After solar powered cars, solar boats are a reality
We live in an era where smartness has become a major judging criteria- be it anything, ideas, phone or energy. We are looking towards more stable and efficient energy sources. In such scenarios, solar power undoubtedly ranks first in the lists of conventional and safe energy sources. It is widely used all over the globe. New solar powered objects are attracting large attention in markets. One such example, a wonder in itself, is the solar boat designed by Mechanical Engineering students of Northeastern University.
Mechanical engineering students Brent Sisson, Brian Arena, Westy Ford, John Leo and Andrew Gawlak designed and constructed the boat from scratch. They built the hull and conducted float tests in the Cabot Center pool. Later, they added the solar panel system, the propeller, the electrical system, steering capabilities and a drivetrain developed by a different group of engineering students for their senior capstone project. The students were guided and motivated by their faculty advisor and professor Richard Whalen. Their main motive was to promote green technology. The concept was fresh and the students did a lot of research to make the prototype successful.
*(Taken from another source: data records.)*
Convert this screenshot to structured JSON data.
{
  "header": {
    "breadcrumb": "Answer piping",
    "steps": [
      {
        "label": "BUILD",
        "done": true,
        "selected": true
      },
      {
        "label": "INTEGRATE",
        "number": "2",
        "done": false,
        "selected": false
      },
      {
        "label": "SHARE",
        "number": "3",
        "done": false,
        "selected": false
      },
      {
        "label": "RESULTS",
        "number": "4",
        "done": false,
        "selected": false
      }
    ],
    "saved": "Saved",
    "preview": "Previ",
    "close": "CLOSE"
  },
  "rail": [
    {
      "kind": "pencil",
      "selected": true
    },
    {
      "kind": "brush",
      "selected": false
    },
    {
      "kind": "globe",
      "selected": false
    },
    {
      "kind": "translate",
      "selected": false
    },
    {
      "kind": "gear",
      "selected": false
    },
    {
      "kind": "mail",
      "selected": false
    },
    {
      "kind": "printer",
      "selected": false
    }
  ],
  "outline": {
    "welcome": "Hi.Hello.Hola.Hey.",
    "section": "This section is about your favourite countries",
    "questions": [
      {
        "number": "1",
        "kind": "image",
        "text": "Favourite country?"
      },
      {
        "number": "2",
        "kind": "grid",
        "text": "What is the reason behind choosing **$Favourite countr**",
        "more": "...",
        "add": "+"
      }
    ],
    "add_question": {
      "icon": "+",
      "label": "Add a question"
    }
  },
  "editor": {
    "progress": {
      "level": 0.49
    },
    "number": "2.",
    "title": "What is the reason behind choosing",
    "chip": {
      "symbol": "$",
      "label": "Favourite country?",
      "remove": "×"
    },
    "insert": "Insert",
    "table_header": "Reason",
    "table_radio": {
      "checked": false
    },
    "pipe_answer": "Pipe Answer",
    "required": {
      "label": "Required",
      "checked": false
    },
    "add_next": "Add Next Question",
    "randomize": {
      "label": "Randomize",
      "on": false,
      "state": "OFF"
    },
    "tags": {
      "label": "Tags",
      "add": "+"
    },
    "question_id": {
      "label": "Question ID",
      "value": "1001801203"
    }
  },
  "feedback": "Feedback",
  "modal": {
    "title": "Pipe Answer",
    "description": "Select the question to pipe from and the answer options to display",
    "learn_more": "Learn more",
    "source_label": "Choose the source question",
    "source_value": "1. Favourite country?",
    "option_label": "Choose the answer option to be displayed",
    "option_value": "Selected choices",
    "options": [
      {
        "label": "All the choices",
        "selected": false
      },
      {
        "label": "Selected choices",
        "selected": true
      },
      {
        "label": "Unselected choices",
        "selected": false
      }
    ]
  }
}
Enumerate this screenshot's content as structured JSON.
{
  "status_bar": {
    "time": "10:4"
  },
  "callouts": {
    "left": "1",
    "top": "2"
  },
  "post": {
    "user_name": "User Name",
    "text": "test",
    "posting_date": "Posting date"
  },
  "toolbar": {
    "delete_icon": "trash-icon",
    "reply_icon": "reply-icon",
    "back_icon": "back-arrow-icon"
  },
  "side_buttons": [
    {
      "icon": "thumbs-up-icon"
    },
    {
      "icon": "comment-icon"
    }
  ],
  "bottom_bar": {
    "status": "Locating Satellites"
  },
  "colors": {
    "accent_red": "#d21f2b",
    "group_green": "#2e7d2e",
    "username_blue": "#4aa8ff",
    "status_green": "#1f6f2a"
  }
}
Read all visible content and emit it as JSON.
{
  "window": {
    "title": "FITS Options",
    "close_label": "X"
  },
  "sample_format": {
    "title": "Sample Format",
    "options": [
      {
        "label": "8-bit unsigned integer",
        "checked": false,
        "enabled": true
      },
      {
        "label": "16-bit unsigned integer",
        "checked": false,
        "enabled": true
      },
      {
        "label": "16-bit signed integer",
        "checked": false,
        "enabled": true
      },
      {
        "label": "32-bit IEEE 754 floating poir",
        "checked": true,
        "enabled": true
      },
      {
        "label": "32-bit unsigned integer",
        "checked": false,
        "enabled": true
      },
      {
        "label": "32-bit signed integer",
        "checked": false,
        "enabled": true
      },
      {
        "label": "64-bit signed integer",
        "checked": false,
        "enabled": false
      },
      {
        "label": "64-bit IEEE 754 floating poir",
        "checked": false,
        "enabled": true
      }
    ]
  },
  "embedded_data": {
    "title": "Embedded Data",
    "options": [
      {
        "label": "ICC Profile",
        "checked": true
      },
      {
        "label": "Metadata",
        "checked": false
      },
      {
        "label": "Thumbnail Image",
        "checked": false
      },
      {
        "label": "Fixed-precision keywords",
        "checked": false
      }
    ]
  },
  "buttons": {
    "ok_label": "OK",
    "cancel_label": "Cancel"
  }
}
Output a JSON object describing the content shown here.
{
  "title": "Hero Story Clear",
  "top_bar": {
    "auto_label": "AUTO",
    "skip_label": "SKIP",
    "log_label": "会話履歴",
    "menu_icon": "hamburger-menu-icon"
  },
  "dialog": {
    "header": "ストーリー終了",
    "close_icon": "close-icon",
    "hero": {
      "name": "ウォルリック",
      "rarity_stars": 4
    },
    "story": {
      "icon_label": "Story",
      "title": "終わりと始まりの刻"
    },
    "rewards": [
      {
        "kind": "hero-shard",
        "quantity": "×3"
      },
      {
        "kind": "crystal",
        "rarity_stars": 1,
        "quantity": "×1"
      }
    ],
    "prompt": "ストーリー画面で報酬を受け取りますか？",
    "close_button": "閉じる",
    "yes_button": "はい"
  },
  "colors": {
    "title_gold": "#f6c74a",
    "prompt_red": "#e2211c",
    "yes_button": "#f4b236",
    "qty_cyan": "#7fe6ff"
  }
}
A normal two stroke motor boat can emit 25-30% of their unburned gas and oil mixture into the water. In contrast, four-stroke motor boats emit 97% less air and water pollution than old two-stroke motors. This pollution can affect the pH and dissolved oxygen in the lake, which can influence the type and abundance of fish and wildlife. This problem calls for a greener solution and solar powered boats are more than welcome alternative.
The students really hope that their technology earns the popularity in the market. Not only for the sake of monetary profit, but also for the limiting pollution.